Aqueous rechargeable sodium ion batteries has attracted a lot of interests because of its low cost, huge abundance of sodium resources and promising application for large-scale electric energy storage. Herein, we proposed the carbon-coated Na3V2(PO4)3 nanocomposite (Na3V2(PO4)3/C) as a cathode material, which was prepared using a simple sol–gel method. The structure and morphology analyses showed that the highly crystalline Na3V2(PO4)3 nanoparticle with an average size of 350 nm is well coated by a carbon layer with a thickness of 3 nm. Electrochemical tests showed that at high current rates, the Na3V2(PO4)3/C cathode exhibited excellent electrochemical performance.

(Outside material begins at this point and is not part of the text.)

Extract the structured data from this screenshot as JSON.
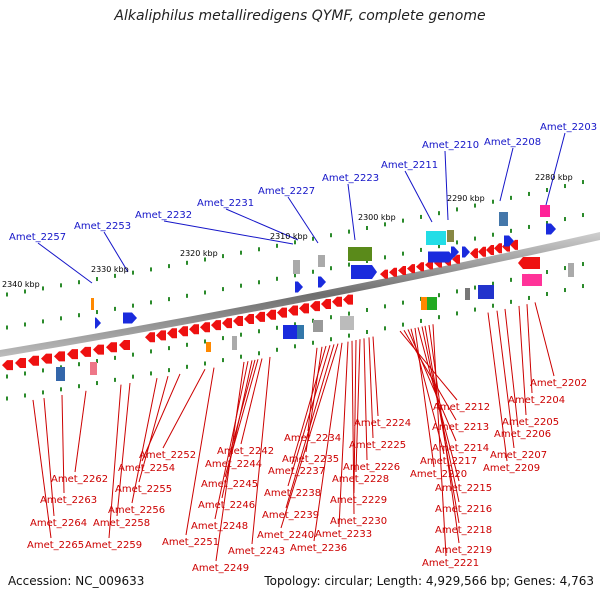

Impressively, it delivered a discharge specific capacity of 94.5 mAh/g at 10C (1176 mA/g), 90.5 mAh/g at 15C (1764 mA/g) and 71.7 mAh/g at 20C (2352 mA/g). To the best of our knowledge, the notable rate capability has never been reported before for aqueous sodium ion batteries. The enhanced electrochemical behavior could be attributed to the combined advantages of Na3V2(PO4)3 nanoparticles and carbon layer in the unique core–shell structure, which improved the intrinsic poor electronic conductivity of Na3V2(PO4)3 greatly. Our results confirmed the prepared Na3V2(PO4)3/C nanocomposite should be a promising cathode candidate for aqueous sodium ion batteries.